Essentiellement

Dans ce site, j’écris à propos de la connaissance de soi surtout du point de vue de la relation d’aide. C’est la connaissance de la personne et de son histoire. Mais je vous propose ici un texte sur la connaissance de soi à un niveau plus spirituel, au niveau d’une sagesse plus profonde.

Oubliant notre véritable nature, nous nous identifions aux pensées qui se présentent, au monde qui apparaît. En croyant à ces pensées, nous créons une identité limitée et nous en souffrons.

Être qui nous sommes véritablement met fin à cette identification temporaire.

Ultimement, il n’y a donc que deux points de vue: l’un captivé par le mental et l’autre libre de celui-ci.

Notre véritable nature nous permet d’être conscient de qui nous sommes au-delà des expériences, des conditionnements, des croyances, des pensées…

Cette connaissance n’est pas intellectuelle, mais peut l’être lors d’une recherche de compréhension. Pour être réel et concret, le savoir doit devenir un vécu, une expérience directe, un état naturel.

Aucun terme ne peut décrire ce que nous sommes réellement. Ceci est au-delà des concepts créé par le mental. Ceci ne peut être imaginé ou imagé.

Étant conscients ou non de notre véritable nature, lucides ou dans l’ignorance, heureux ou malheureux, libres intérieurement ou souffrants, nous demeurons inévitablement cet être au-delà des conditions humaines. La transe des pensées est temporaire et ce que nous sommes véritablement reste intact derrière ces manifestations théâtrales.
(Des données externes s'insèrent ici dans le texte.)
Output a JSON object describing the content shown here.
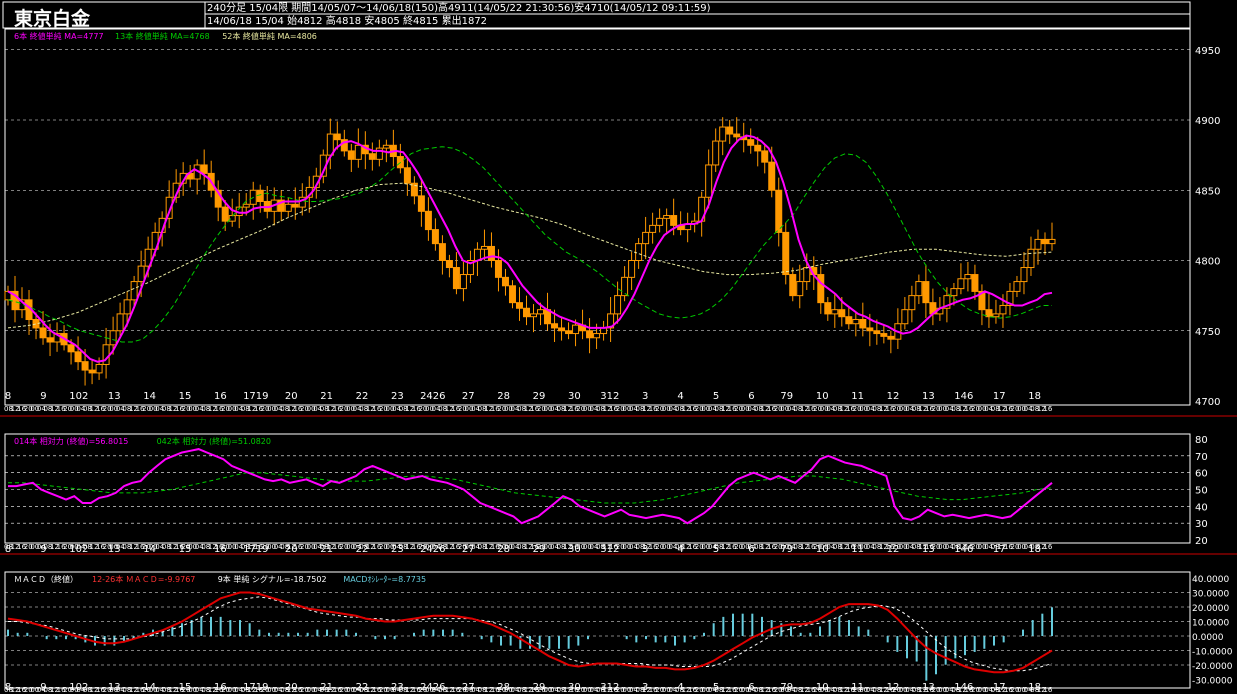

Que nous soyons libres ou captivés, aimer et être attentionnés à soi, aux autres et à la vie restent salutaires et apaisants pour les personnages sensibles que nous expérimentons.


À méditer

En dehors du mental, il n’y a pas de souffrance. Qu’il y a-t-il en dehors du celui-ci?

On dit qu’il faut être dans le moment présent, mais il est impossible de ne pas y être. Dans le moment, notre attention est sur les pensées ou pas.

Refuser la réalité fait souffrir. L’acceptation fait rester paisible.

On souffre parce qu’on ignore la nature des choses: la nature du monde, du corps, des pensées, de qui nous sommes véritablement…

La personne est un concept. Donc, elle n’existe pas réellement.

Le temps n’existe pas. Les concepts de prédétermination (destin) et de libre arbitre se confondent: tout est décidé et manifesté dans le moment intemporel. La volonté est déjà là; les choses apparaissent.